„Kto chce pogłaskać krowę?”: w tym domu opieki starsi ludzie i dzieci gromadzą się wokół bydła.

Wśród osób starszych widoczna jest pewna niechęć. Niektórzy wolą obserwować zwierzęta z dystansu. Wiele z nich porusza się na wózkach inwalidzkich; rozmiary krów są szczególnie uderzające, biorąc pod uwagę ich wzrost. „Naprawdę robią na mnie wrażenie” – przyznaje jeden z mieszkańców. I choć kontakt z nimi pozostaje ostrożny, reakcje pozostają pozytywne. „Cieszę się, że przyjechałam. Jaka piękna jest ta dama w czerni!” – wykrzykuje Louisette o Victoire, ślicznej czarnej krowie.

Augé Romuald / SO
Przypomina im o ich minionym życiu i przynosi im radość.
Miała to być niespodzianka z okazji 90. urodzin babci, pensjonariuszki domu opieki. Camille Giraud wpadła na nietypowy pomysł, by odwiedzić ją w towarzystwie rodziny… i krowy: Starlette. „Kiedy zobaczyli zwierzę, kilku pensjonariuszy było zaintrygowanych i chciało bliżej przyjrzeć się krowie” – mówi Camille. Potem pojawił się pomysł powrotu z kolejnymi krowami i zorganizowania spotkania. Po przyjeździe z rodziną, by zaprezentować krowy, jest zachwycona tą międzypokoleniową wymianą. Leona, jej kuzynka drugiego stopnia, mówi: „To wszystkim dobrze robi”.
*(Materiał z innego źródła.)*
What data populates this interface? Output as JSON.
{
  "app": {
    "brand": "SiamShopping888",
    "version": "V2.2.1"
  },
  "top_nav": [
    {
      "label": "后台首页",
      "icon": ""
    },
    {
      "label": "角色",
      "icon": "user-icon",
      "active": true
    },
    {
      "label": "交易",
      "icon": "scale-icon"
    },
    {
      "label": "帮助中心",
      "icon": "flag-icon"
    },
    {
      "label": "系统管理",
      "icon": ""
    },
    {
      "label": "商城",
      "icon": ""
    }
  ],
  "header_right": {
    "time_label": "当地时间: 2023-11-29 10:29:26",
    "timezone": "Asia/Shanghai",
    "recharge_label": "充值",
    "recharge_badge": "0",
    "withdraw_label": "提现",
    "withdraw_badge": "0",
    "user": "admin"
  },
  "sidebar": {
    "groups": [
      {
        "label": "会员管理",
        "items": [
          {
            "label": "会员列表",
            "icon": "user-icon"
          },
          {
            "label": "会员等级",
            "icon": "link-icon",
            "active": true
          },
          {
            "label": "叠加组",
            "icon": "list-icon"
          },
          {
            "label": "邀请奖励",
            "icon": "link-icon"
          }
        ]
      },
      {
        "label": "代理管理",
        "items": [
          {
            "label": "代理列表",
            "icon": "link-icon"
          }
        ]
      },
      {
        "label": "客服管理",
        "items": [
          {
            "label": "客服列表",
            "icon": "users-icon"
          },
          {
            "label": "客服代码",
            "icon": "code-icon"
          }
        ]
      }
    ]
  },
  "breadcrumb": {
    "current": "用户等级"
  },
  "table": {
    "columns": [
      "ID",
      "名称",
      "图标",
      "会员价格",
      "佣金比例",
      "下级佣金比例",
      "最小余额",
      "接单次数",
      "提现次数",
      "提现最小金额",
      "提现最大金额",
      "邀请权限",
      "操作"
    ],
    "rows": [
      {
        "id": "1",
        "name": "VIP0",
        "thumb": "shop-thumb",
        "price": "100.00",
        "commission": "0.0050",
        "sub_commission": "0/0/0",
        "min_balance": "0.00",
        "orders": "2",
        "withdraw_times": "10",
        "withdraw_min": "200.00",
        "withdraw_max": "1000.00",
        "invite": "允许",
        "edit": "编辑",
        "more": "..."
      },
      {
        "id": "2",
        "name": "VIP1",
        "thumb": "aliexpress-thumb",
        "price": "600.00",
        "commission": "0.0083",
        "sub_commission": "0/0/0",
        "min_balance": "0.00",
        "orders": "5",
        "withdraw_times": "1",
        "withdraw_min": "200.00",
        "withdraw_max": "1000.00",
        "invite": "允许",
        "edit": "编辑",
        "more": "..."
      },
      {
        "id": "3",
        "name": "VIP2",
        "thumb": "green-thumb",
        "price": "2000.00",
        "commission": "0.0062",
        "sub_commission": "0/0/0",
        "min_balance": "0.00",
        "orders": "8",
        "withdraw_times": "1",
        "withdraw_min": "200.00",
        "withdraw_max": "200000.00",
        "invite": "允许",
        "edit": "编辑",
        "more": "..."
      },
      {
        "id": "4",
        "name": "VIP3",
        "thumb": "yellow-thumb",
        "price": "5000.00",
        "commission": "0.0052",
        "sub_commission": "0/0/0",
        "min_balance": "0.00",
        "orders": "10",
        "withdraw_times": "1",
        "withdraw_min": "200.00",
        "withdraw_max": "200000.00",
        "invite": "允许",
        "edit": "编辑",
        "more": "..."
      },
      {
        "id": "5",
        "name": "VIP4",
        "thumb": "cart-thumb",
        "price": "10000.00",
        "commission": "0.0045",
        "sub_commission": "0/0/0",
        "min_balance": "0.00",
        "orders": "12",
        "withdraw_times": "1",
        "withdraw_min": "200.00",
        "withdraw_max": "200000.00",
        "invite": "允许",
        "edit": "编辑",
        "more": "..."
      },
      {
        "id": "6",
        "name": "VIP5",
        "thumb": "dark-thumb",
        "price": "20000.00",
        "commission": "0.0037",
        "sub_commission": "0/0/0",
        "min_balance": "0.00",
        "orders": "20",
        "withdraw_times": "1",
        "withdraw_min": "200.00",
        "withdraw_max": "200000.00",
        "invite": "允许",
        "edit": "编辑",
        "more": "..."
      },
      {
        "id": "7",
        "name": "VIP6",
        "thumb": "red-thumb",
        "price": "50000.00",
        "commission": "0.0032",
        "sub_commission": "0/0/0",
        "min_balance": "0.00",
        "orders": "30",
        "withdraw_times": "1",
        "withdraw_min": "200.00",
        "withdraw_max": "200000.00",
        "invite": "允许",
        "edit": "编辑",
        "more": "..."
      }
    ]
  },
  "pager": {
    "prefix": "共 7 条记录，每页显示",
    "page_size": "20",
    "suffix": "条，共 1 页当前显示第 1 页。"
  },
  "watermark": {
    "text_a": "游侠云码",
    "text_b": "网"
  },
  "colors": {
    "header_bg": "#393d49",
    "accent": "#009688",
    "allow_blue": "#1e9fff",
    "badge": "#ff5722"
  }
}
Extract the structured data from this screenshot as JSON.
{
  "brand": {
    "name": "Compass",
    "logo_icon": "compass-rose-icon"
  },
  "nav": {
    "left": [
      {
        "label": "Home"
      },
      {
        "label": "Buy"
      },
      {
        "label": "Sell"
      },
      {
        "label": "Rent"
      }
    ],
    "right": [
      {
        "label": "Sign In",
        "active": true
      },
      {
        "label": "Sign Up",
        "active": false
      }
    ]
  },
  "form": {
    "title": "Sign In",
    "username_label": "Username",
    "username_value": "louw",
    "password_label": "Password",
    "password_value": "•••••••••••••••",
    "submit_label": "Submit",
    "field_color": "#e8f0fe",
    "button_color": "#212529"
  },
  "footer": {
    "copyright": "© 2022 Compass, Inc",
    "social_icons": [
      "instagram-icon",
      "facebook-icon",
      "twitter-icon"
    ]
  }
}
Wszystko, co wywoła uśmiech na ich twarzy„Przypomina im to ich dawne życie i przynosi radość” – mówi Laurence Favreau, dyrektor ośrodka. „Mężczyzna z chorobą Alzheimera zawsze siedział zamknięty w swoim pokoju. Kiedy krowy przybyły, wyszedł im na spotkanie sam. Mieszkał na farmie. Cała jego twarz się rozjaśniła, zaczął do nich mówić. Był tak szczęśliwy, jak to tylko możliwe” – mówi Camille. „Dlatego wracamy – dla ich uśmiechów”.
A te spotkania to coś więcej niż tylko aktywność oferowana osobom starszym. „Kiedy mieszkańcy mają problemy z pamięcią, ponowne zobaczenie zwierząt pozwala im na przywołanie wspomnień. Wspomnienia z przeszłości są najmniej dotknięte utratą pamięci” – wyjaśnia Delphine Jacquier, lekarka z domu opieki.